Le stufe a gas sono dei comodi apparecchi per il riscaldamento degli ambienti domestici, o anche per l'esterno. Funzionano grazie all'utilizzo di una bombola a GPL, ma esistono dei modelli che utilizzano come combustibile il metano. Sono molto pratiche perché non necessitano di alcun tipo di installazione o di canna fumaria. Il GPL infatti, nella combustione, non produce fumi nocivi, ma solo anidride carbonica e vapore acqueo, che non necessitano di essere espulsi verso l'esterno. Le stufe a gas quindi possono trovare posto in qualsiasi stanza della casa, per un utilizzo sporadico o anche continuativo nel corso dell'anno. Sono spesso di dimensioni abbastanza contenute e si possono trovare prezzi particolarmente convenienti. L'utilizzo deve essere effettuato in stanze di dimensioni adeguate, che permettano il corretto ricircolo dell'aria.

Stufe a gas catalitiche

Le stufe a gas catalitiche sono dei prodotti ecologici e particolarmente economici. La produzione di calore avviene senza la presenza di fiamma viva, ma sfruttando un pannello catalizzatore.
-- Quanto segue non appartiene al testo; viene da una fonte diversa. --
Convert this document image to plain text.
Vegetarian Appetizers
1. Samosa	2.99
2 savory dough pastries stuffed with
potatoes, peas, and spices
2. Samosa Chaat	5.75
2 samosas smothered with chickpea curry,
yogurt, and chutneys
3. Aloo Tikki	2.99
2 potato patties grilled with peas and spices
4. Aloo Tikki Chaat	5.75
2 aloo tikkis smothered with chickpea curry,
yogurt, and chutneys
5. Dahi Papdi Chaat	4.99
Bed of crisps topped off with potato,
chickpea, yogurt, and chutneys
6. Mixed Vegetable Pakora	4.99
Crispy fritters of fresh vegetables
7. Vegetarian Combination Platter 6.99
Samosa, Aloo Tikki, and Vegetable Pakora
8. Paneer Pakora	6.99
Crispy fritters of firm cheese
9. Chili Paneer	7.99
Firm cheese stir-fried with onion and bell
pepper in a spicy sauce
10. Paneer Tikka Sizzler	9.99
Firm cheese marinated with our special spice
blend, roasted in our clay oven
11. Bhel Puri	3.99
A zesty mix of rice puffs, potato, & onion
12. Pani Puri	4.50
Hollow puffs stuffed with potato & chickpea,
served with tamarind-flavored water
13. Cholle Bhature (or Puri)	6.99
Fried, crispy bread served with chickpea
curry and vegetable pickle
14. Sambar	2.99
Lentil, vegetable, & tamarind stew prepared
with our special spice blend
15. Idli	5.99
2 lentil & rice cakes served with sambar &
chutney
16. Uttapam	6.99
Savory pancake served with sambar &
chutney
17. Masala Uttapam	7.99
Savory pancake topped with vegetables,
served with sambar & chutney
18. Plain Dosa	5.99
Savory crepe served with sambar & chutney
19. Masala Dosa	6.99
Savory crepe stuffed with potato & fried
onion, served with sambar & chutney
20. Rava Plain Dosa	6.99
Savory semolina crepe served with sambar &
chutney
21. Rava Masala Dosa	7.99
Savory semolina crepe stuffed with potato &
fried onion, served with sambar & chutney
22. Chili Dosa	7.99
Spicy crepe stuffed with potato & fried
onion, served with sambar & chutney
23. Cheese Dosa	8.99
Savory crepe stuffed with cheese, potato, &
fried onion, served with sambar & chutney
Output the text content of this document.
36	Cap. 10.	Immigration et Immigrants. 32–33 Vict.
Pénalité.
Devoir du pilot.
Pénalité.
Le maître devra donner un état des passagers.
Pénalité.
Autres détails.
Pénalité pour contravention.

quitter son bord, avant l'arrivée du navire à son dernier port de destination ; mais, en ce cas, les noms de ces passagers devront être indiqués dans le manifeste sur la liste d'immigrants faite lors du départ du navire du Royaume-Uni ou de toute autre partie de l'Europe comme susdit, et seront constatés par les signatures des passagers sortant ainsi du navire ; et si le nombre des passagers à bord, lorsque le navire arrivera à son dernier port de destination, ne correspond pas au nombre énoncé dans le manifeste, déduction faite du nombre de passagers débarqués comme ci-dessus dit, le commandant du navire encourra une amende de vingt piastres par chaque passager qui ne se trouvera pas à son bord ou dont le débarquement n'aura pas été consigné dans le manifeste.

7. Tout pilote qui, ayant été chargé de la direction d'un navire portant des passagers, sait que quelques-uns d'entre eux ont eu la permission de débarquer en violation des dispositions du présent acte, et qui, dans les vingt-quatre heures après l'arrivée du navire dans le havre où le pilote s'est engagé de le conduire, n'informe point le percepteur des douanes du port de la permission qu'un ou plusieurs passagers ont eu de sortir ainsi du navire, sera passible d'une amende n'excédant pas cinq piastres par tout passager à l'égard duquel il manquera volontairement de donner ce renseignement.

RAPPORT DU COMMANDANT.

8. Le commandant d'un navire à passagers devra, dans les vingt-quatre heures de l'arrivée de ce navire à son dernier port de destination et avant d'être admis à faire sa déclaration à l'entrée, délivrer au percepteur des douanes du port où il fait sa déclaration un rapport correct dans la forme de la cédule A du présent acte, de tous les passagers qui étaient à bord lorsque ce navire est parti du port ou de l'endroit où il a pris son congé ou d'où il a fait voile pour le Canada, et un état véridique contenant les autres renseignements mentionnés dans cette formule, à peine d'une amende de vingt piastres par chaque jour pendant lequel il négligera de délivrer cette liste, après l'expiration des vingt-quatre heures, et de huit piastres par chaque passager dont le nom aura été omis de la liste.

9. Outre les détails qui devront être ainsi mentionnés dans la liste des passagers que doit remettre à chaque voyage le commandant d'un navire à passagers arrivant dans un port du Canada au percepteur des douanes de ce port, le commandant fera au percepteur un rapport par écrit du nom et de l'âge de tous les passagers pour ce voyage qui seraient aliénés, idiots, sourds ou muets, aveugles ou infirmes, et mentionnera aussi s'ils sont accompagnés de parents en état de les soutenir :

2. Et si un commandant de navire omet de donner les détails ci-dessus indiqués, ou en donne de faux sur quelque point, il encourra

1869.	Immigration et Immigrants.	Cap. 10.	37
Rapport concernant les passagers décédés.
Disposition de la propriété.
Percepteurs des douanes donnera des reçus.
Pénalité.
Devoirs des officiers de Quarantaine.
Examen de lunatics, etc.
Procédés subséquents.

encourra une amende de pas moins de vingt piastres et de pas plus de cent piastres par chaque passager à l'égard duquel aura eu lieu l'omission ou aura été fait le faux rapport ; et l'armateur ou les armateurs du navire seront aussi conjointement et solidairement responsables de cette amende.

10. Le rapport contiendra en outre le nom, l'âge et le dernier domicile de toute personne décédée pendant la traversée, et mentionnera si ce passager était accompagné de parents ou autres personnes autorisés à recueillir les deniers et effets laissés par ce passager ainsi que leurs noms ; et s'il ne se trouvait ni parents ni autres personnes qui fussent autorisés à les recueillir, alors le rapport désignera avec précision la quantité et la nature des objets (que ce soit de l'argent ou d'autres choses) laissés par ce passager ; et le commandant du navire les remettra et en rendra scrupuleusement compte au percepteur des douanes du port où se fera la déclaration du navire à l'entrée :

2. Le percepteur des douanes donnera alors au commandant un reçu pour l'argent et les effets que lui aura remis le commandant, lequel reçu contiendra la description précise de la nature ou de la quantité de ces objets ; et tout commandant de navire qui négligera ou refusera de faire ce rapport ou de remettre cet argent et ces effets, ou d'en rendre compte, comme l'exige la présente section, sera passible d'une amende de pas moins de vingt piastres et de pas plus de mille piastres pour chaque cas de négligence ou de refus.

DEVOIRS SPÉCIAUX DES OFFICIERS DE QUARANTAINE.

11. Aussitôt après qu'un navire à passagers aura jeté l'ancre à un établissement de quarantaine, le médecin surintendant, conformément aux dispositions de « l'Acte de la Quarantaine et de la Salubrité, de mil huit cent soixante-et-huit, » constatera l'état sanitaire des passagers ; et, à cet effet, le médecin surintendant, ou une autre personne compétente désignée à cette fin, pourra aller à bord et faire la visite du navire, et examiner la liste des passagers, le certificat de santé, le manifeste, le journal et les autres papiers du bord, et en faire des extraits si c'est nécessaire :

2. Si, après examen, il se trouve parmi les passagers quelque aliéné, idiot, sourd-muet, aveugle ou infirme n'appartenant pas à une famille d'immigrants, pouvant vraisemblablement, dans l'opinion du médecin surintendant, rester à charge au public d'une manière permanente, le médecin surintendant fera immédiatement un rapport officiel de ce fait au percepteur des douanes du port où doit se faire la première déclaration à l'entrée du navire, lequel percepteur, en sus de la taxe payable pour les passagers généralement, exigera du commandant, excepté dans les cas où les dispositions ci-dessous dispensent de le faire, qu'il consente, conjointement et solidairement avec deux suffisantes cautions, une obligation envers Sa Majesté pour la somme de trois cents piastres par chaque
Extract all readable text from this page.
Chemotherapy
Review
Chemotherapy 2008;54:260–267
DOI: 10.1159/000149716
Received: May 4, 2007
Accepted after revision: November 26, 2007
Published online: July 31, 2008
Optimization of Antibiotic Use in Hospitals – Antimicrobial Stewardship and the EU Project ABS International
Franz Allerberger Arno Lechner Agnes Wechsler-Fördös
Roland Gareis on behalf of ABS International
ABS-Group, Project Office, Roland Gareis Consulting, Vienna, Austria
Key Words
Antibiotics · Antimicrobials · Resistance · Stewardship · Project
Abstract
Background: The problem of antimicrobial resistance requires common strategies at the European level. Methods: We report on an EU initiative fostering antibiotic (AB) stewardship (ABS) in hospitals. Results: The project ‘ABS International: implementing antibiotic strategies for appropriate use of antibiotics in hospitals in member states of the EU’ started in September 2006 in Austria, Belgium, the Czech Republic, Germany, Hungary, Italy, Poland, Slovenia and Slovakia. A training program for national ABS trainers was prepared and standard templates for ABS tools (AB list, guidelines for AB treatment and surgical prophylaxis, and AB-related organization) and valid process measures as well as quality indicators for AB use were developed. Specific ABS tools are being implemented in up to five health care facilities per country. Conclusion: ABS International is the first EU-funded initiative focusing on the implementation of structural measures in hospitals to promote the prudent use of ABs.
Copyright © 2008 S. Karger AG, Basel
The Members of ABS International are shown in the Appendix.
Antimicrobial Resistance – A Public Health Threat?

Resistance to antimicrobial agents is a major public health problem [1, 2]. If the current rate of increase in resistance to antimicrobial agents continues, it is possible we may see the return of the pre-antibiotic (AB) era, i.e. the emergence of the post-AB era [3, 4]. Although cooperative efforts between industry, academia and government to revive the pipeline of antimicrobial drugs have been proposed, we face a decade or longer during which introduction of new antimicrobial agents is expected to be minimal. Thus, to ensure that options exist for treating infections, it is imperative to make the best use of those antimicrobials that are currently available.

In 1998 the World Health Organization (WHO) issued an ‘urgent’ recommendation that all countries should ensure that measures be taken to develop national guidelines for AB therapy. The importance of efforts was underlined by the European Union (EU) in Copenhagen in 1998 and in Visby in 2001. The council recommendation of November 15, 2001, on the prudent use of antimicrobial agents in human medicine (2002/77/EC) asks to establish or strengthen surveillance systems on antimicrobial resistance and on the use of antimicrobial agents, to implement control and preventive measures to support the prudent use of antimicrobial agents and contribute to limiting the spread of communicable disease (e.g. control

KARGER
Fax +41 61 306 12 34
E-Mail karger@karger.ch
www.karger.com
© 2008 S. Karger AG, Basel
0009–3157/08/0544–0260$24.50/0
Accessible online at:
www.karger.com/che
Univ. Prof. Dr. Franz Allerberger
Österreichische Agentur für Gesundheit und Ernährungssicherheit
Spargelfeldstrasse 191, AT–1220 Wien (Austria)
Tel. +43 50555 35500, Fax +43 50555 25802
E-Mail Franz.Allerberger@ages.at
Tale struttura permette di creare calore tramite una reazione chimica tra il GPL e il pannello; questo tipo di reazione permette di ottenere un'elevatissima efficienza, molto prossima al 100%, senza produrre sostanze nocive e senza avere in casa delle fiamme libere. La maggior parte delle stufe a gas catalitiche sono munite di un rilevatore di anidride carbonica; la reazione che avviene al loro interno infatti produce acqua e CO2, un gas che può essere nocivo se presente in elevate quantità in un ambiente dove non c'è ricircolo d'aria. Quanto l'anidride carbonica supera un livello massimo, le stufe a gas interrompono l'immissione di GPL nel circuito, spegnendosi automaticamente.

Stufe a infrarossi

Le stufe a gas sono disponibili anche a infrarossi. Al loro interno sono presenti alcuni pannelli in ceramica su cui sono presenti dei metalli, che favoriscono l'inenscamento della reazione termica di ossidazione del GPL. Anche in questo caso non è presente alcun tipo di fiamma libera, che potrebbe rendere meno sicuro questo metodo di riscaldamento. Il calore fluisce nella stanza quasi totalmente per irraggiamento e le stufe a infrarossi possono avere dimensioni più contenute rispetto a quelle catalitiche. L'effetto è però molto simile, così come la resa; diversamente da quanto avviene nelle stufe catalitiche, la parte radiante della stufa assume una vivace colorazione quando è accesa. Anche queste apparecchiature sono dotate di valvole e sensori di sicurezza, per evitare che la stufa rimanga in funzione quando nell'ambiente sono presenti eccessive quantità di anidride carbonica.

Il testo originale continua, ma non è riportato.